Organ Donation Week: "I've got my husband back", says wife of transplant recipient
Friday, 9 September 2016
We are supporting Organ Donation Week this week, raising awareness of transplants.
North Bristol NHS Trust is a specialist centre for kidney transplants, carrying out around 30 live donor transplants a year and more than 100 operations using organs from deceased donors.
Kristian Law is one of the patients who has benefited from a kidney transplant in the last year.
In December he received the new organ at Southmead Hospital after his wife Melissa donated one of hers and it has given him a new lease of life.
While the hope had been for Melissa to donate her kidney directly to her husband, the couple became part of a paired/pooled donation where Kristian received an organ from a stranger, while his wife’s went to someone else.
Since pooled live donations started in 2006 there have been about 20 carried out at Southmead Hospital.
Kristian discovered he would eventually need a new kidney six years ago, when as a result of the lupus he had been diagnosed with about seven years before, it was discovered that his kidney had been irreparably damaged and its function was deteriorating.
It was important for the couple to have a family and that was an important consideration for them in the process.
Kristian’s kidney continued to work longer than expected, and it was not until the end of 2014 it was necessary for him to start dialysis to perform the function of his kidney, by which time they had their sons eight-year-old Rufus and Gruff, who is four.
At this point it became apparent that a donor would need to be found for Kristian and Melissa underwent tests to see if she would be suitable, starting with blood group and tissue match testing.
At this early stage it was discovered that one of her kidneys might not be the best option for Kristian and an alternative donor would be preferable as it would probably last longer and pooled pairing donation was considered.
Tests followed and the couple were put forward for pooled pairing in October 2015 and within a week discovered they had been matched.
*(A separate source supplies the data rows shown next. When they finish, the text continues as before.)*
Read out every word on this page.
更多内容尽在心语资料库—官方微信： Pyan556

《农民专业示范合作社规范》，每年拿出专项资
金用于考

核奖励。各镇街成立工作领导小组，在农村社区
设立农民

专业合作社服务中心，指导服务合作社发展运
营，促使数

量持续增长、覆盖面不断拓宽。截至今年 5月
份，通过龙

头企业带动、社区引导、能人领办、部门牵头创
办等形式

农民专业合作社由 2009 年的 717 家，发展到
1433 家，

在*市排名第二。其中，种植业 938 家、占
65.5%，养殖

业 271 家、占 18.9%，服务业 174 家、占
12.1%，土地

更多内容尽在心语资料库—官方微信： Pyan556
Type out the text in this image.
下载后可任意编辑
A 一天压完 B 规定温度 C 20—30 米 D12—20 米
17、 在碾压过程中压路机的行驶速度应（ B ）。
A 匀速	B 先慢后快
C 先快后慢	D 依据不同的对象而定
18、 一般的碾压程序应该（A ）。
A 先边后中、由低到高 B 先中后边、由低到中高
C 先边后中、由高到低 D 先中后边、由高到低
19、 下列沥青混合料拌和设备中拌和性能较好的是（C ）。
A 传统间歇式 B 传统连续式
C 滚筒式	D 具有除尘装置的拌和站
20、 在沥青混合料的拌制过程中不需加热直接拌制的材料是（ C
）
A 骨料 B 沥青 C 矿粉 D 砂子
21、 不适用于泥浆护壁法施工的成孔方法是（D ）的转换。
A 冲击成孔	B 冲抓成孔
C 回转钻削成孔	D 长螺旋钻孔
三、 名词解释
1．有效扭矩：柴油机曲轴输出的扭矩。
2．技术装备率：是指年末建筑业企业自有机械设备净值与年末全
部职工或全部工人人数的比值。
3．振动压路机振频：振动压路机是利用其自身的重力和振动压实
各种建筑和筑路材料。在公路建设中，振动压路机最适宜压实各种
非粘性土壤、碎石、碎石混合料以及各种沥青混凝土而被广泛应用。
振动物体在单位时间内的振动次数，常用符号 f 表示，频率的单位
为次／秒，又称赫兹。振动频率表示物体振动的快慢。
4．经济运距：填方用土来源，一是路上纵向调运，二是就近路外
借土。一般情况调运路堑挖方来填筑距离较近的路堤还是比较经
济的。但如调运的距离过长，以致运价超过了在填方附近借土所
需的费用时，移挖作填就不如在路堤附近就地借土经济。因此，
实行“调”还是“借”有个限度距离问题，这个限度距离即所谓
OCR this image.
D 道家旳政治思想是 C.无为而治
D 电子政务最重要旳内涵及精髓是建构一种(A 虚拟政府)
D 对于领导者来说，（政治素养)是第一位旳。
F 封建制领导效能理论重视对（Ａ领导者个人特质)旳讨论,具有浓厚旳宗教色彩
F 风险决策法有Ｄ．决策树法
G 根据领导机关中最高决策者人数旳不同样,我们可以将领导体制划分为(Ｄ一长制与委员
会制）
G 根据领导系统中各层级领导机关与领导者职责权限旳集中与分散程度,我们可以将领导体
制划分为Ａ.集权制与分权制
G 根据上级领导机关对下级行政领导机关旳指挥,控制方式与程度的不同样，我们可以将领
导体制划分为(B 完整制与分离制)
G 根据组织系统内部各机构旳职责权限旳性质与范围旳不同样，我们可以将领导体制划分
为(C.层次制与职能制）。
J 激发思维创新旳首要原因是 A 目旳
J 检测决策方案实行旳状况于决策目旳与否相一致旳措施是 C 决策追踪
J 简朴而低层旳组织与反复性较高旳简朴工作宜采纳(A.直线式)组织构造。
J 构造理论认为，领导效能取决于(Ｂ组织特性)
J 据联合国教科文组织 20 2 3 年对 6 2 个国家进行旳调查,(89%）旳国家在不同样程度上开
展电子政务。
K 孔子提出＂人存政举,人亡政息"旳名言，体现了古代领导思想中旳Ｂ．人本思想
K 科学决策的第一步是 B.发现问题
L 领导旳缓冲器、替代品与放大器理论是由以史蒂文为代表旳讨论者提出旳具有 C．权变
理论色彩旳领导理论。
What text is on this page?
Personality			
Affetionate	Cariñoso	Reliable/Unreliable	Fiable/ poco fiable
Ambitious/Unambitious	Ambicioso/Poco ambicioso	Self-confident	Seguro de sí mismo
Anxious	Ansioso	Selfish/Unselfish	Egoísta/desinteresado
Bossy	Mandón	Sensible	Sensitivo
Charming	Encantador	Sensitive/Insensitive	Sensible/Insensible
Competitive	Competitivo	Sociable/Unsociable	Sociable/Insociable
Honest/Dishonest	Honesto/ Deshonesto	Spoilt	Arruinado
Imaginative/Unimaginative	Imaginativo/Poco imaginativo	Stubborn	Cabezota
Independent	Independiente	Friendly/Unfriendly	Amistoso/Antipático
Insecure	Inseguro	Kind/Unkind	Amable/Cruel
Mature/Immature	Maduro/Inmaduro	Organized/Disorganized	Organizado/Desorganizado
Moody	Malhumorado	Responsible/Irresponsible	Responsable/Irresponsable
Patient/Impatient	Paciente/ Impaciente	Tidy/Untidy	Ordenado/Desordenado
There were four other people in the chain. Kristian received a kidney from a donor, and Melissa’s donated kidney went to a woman, whose husband’s was given to someone on the transplant waiting list.
The transplants were carried out in December and had to be meticulously planned so that all of the operations to obtain kidneys from the donors happened at exactly the same time.
For Kristian it took receiving his new kidney to “realise just how ill I’d actually been”, as he had felt lucky to have remained fairly active in the run up to and during dialysis.
He said: “Initially it was the sensation of having a clear head and not being dog-tired all the time. Then it was a visible increase in my energy levels which then allowed me to do all the normal things without having to think about them....even if you are lucky enough to undertake dialysis without complications, just the vast amount of logistics you have to think about has a significant impact on your life.
“In the nine months since the transplant I've been back at work and travelling around the country. I've been to gigs and for nights out with friends. Most importantly, we've been able to get on with family life and with me making a full contribution! Whether this is dropping the children off at nursery or school, taking them to football or swimming or just messing around in the garden.”
Kristian said that having the transplant meant the family could enjoy a “long overdue” holiday abroad, without needing to rely other friends and family to support them, enjoying a break as “just the four of us”.
“All of this is thanks to my amazing wife, Melissa and her selfless act,” he said.
“Not only do I have the benefit but to think that somebody else is also walking around enjoying life to the full because of Melissa is incredible.”
And Melissa feels that she has got her husband back.
“Within a couple of months he had noticeably more energy and we have a normal life now, which is great,” she said.
“I feel like my kidney has gone to Kristian, I don’t think so much of it going to someone else.
“Seeing Kristian doing well is enough for me.
“Although, I received a card from the woman who received my kidney and she said she would look after it, which was great and all I needed to hear.”